You might find your footage has other problems somewhere during the filtering process, or they might be noticeable before you even begin. Consider Phlebas using some of these filters should any special circumstances present themselves. But don’t be a Player of Games – adding random filters that you don’t actually need is not a good practice, and could lead to issues not immediately apparent in the Surface Details.

Also, Look To Windward, something something. I’ll stop that now.

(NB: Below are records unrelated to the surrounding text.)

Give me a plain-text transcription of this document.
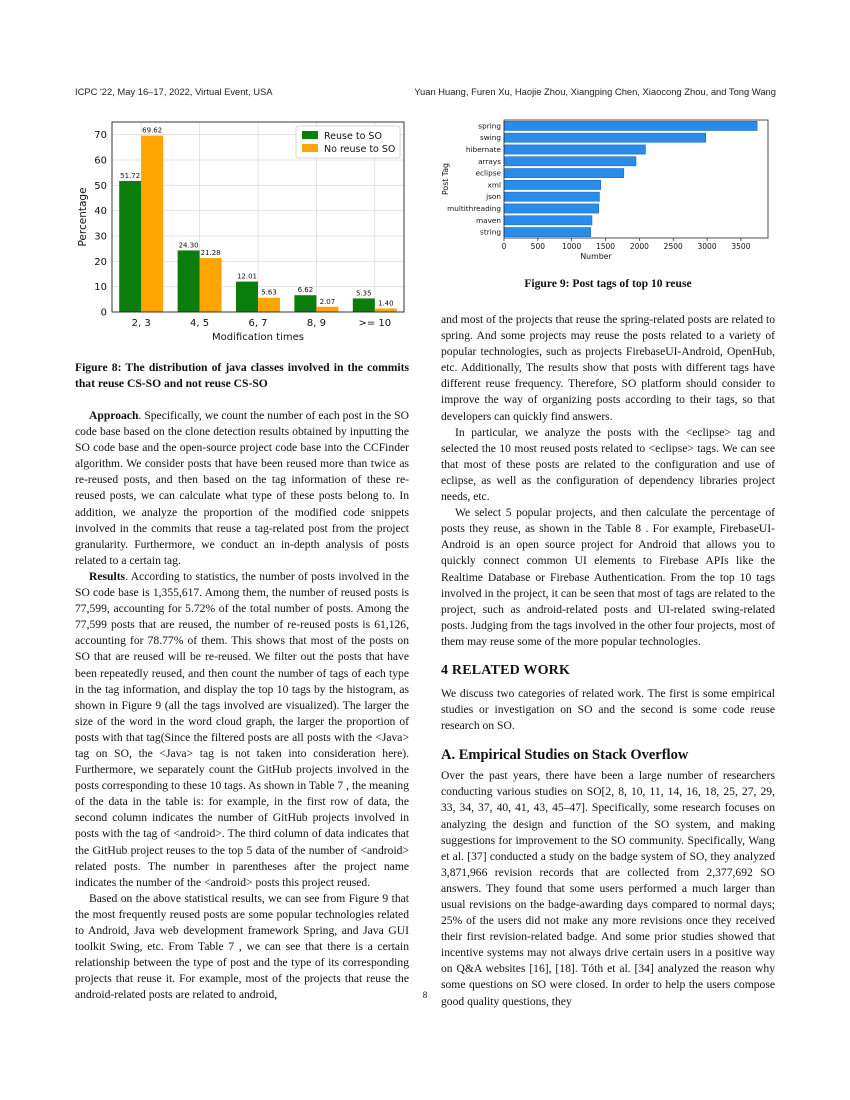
ICPC '22, May 16–17, 2022, Virtual Event, USA	Yuan Huang, Furen Xu, Haojie Zhou, Xiangping Chen, Xiaocong Zhou, and Tong Wang
0
10
20
30
40
50
60
70
2, 3
51.72
69.62
4, 5
24.30
21.28
6, 7
12.01
5.63
8, 9
6.62
2.07
>= 10
5.35
1.40
Modification times
Percentage
Reuse to SO
No reuse to SO

Figure 8: The distribution of java classes involved in the commits that reuse CS-SO and not reuse CS-SO

0	500 1000 1500 2000 2500 3000 3500
spring
swing
hibernate
arrays
eclipse
xml
json
multithreading
maven
string
Number
Post Tag

Figure 9: Post tags of top 10 reuse

Approach. Specifically, we count the number of each post in the SO code base based on the clone detection results obtained by inputting the SO code base and the open-source project code base into the CCFinder algorithm. We consider posts that have been reused more than twice as re-reused posts, and then based on the tag information of these re-reused posts, we can calculate what type of these posts belong to. In addition, we analyze the proportion of the modified code snippets involved in the commits that reuse a tag-related post from the project granularity. Furthermore, we conduct an in-depth analysis of posts related to a certain tag.

Results. According to statistics, the number of posts involved in the SO code base is 1,355,617. Among them, the number of reused posts is 77,599, accounting for 5.72% of the total number of posts. Among the 77,599 posts that are reused, the number of re-reused posts is 61,126, accounting for 78.77% of them. This shows that most of the posts on SO that are reused will be re-reused. We filter out the posts that have been repeatedly reused, and then count the number of tags of each type in the tag information, and display the top 10 tags by the histogram, as shown in Figure 9 (all the tags involved are visualized). The larger the size of the word in the word cloud graph, the larger the proportion of posts with that tag(Since the filtered posts are all posts with the <Java> tag on SO, the <Java> tag is not taken into consideration here). Furthermore, we separately count the GitHub projects involved in the posts corresponding to these 10 tags. As shown in Table 7 , the meaning of the data in the table is: for example, in the first row of data, the second column indicates the number of GitHub projects involved in posts with the tag of <android>. The third column of data indicates that the GitHub project reuses to the top 5 data of the number of <android> related posts. The number in parentheses after the project name indicates the number of the <android> posts this project reused.

Based on the above statistical results, we can see from Figure 9 that the most frequently reused posts are some popular technologies related to Android, Java web development framework Spring, and Java GUI toolkit Swing, etc. From Table 7 , we can see that there is a certain relationship between the type of post and the type of its corresponding projects that reuse it. For example, most of the projects that reuse the android-related posts are related to android,

and most of the projects that reuse the spring-related posts are related to spring. And some projects may reuse the posts related to a variety of popular technologies, such as projects FirebaseUI-Android, OpenHub, etc. Additionally, The results show that posts with different tags have different reuse frequency. Therefore, SO platform should consider to improve the way of organizing posts according to their tags, so that developers can quickly find answers.

In particular, we analyze the posts with the <eclipse> tag and selected the 10 most reused posts related to <eclipse> tags. We can see that most of these posts are related to the configuration and use of eclipse, as well as the configuration of dependency libraries project needs, etc.

We select 5 popular projects, and then calculate the percentage of posts they reuse, as shown in the Table 8 . For example, FirebaseUI-Android is an open source project for Android that allows you to quickly connect common UI elements to Firebase APIs like the Realtime Database or Firebase Authentication. From the top 10 tags involved in the project, it can be seen that most of tags are related to the project, such as android-related posts and UI-related swing-related posts. Judging from the tags involved in the other four projects, most of them may reuse some of the more popular technologies.

4 RELATED WORK

We discuss two categories of related work. The first is some empirical studies or investigation on SO and the second is some code reuse research on SO.

A. Empirical Studies on Stack Overflow

Over the past years, there have been a large number of researchers conducting various studies on SO[2, 8, 10, 11, 14, 16, 18, 25, 27, 29, 33, 34, 37, 40, 41, 43, 45–47]. Specifically, some research focuses on analyzing the design and function of the SO system, and making suggestions for improvement to the SO community. Specifically, Wang et al. [37] conducted a study on the badge system of SO, they analyzed 3,871,966 revision records that are collected from 2,377,692 SO answers. They found that some users performed a much larger than usual revisions on the badge-awarding days compared to normal days; 25% of the users did not make any more revisions once they received their first revision-related badge. And some prior studies showed that incentive systems may not always drive certain users in a positive way on Q&A websites [16], [18]. Tóth et al. [34] analyzed the reason why some questions on SO were closed. In order to help the users compose good quality questions, they

8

  • Smoothlevels(gamma=1.1)
  • I use this to tweak the gamma on sources that are very dark. I recommend using it sparingly if at all. Turning it up too high can lead to washed-out details on brighter scenes. I wouldn’t go above gamma=1.2. Please note that I am using an older version of Smoothlevels, as the current version does not work under WINE. Put this before SharpAAMCmod.

  • BiFrost(interlaced=true)
  • DFMDeRainbow(maskthresh=10, mask=false, interlaced=true)
  • Use one, but not both!

    These are for cross-chroma noise, AKA “rainbows.” You might see them anywhere where there is a pattern of thin lines.

    Place these before AnimeIVTC – they can be placed afterwards if you use “interlaced=false,” but they won’t be as effective.

    Below is an example of two frames of untreated rainbows. Note the shifting pattern of colors around tongue-girl’s hand and neck, and bandage-girl’s bandages:

    Below are the same two frames, but now with DFMDerainbow (default settings) and AnimeIVTC applied:

    Not perfect, but a significant improvement.

  • Stab()
  • A stabilization filter for jittery titles. It isn’t perfect – it sort-of pushes the jitters to the screen edges. Its hard to describe, but if you place the filter somewhere before cropping you’ll see that I mean. You’ll have to crop a little extra if you need to invoke this filter.

  • DeDot(luma2d=20, lumaT=20, chromaT1=0, chromaT2=255)
  • Dotcrawl is uncommon on laserdiscs. It can mostly be found on computer graphic overlays, which doesn’t come up often at all. Dotcrawl filters must be applied before IVTC.

    Here is an unusual example of dotcrawl. In the following two frames (mouseover to compare), note the “dancing checkerboard” pattern on the left and right edges of the red-bordered badge:

    Here are these two frames again, this time with dotcrawl filter, derainbowed, and IVTC’d:

  • gradfun3(smode=2)
  • This counters color banding. There are several methods for combating this particular issue, this is the one that has worked for me. I have not noticed color banding on many of the titles I have worked on. It is most likely to be noticeable on large planes of color – sky shots, for example, or walls. It is particularly noticeable if there is any sort of fine gradient shading on said planes.

    gradfun3 goes at the end of your filter chain. Some debanding methods are more effective earlier in the chain, YMMV.

  • DeSpot([You'd probably better read the documentation for settings])
  • This one is a little complicated to use.

    From the mod description: “This filter is designed to remove temporal noise in the form of dots (spots) and streaks found in some videos.”
    Bear in mind that FFT3DFilter will actually be removing a lot of small dots and speckles at the end of your normal filter chain. Use DeSpot to try to clean up some of the larger and nastier spots.

    But be careful! You can easily mess up spots that are supposed to be there – things like starfields, little lights on control panels, rivets – little things like that.

  • Descratch([You'd probably better read the documentation for settings])
  • This one is a little complicated to use.

    From the mod description: “This plugin removes vertical scratches from films. Also it can be used for removing of horizontal noise lines such as drop-outs from analog VHS captures (after image rotation).”

    While this plugin does what is says it does, it tends to work poorly on anime footage. Why? Because the filter cannot tell the difference between black lines that should be there and black lines that shouldn’t be there. As such, it will probably do more harm than good if you try to remove dark-colored scratches. You may have better luck with light-colored scratches.